VGZ baseert haar vordering op nakoming van de tussen haar en [gedaagde] gesloten zorgovereenkomst. De Richtlijn Consumentenrechten is niet van toepassing op verzekeringen, waaronder zorgverzekeringen, zodat niet hoeft te worden getoetst of is voldaan aan de informatieverplichtingen van artikel 6:230m BW.
3.2.
Wel moet ambtshalve worden onderzocht of de bedingen die in de tussen partijen gesloten overeenkomst staan niet oneerlijk zijn in de zin van Richtlijn 93/13/EEG betreffende oneerlijke bedingen in consumentenovereenkomsten (hierna: de richtlijn).
VGZ verwijst in de dagvaarding wel naar de polisvoorwaarden, maar heeft deze niet in het geding gebracht. Op basis van de voorwaarden van 2022 is de kantonrechter ambtshalve het volgende bekend, waarbij wordt opgemerkt dat als er andere of latere polisvoorwaarden van toepassing zouden zijn, dit voor rekening en risico van VGZ komt nu zij deze niet in het geding heeft gebracht.
3.3.
Het relevante artikel 3 van de polisvoorwaarden is een kernbeding en moet daarom voldoen aan het transparantievereiste. Naar het oordeel van de kantonrechter is artikel 3.3 voldoende transparant. Uit artikel 3.3 volgt duidelijk dat er naast premie eigen risico en eigen bijdrage betaald moeten worden. Het eigen risico en de eigen bijdrage zijn ook wettelijk verplichte onderdelen van een zorgverzekering. Dit wordt nog verder uitgewerkt in artikel 7 en 8 van de polisvoorwaarden. Nu artikel 3 duidelijk en begrijpelijk is geformuleerd, is het rechtsgeldig.
3.4.
Op grond van de zorgovereenkomst met VGZ moet [gedaagde] de overeengekomen premie en overige genoemde kosten aan VGZ betalen. [gedaagde] heeft niet betwist dat deze kosten niet betaald zijn, maar voert aan dat dit via de Sociale Dienst betaald had moeten worden. VGZ heeft aangevoerd dat zij elke maand van de Sociale Dienst een bedrag van
€ 180,22 ontvangt. Hiervan wordt € 140,- afgeboekt op de maandelijkse premie, het overige wordt afgeboekt op openstaande posten betreffende het eigen risico en de eigen bijdrage. [gedaagde] is door VGZ schriftelijk geïnformeerd dat er daarnaast nog een openstaand saldo resteerde volgens VGZ. [gedaagde] heeft dit alles niet tegengesproken.

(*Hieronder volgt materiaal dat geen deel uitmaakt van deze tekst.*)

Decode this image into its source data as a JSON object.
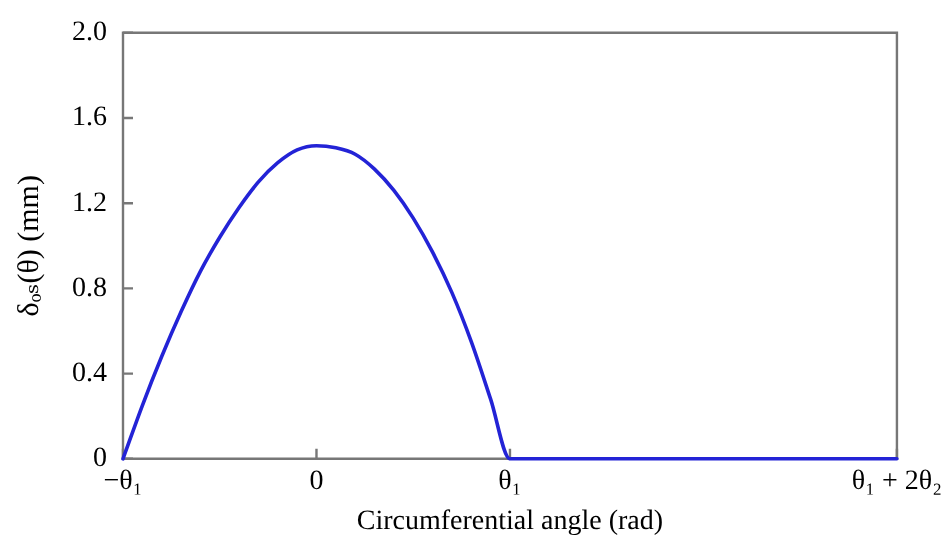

Het komt voor rekening en risico van [gedaagde] als de stortingen door de Sociale Dienst niet voldoende zijn om alle openstaande posten te betalen. Dit is een probleem van [gedaagde] zelf en niet van VGZ. Zij moet er voor zorgen dat alle kosten op welke wijze dan ook (door haar zelf of door de Sociale Dienst) worden betaald aan VGZ. Dit maakt dat de gevorderde hoofdsom toewijsbaar is.
3.5.
Het is de kantonrechter verder ambtshalve bekend dat de bepaling over de buitengerechtelijke kosten oneerlijk is. Artikel 3.5.2 luidt namelijk “Wij brengen de volgende kosten bij u in rekening in geval van niet-tijdig betalen:
incassokosten vanaf de dag na de uiterste betaaldatum van de aanmaning.”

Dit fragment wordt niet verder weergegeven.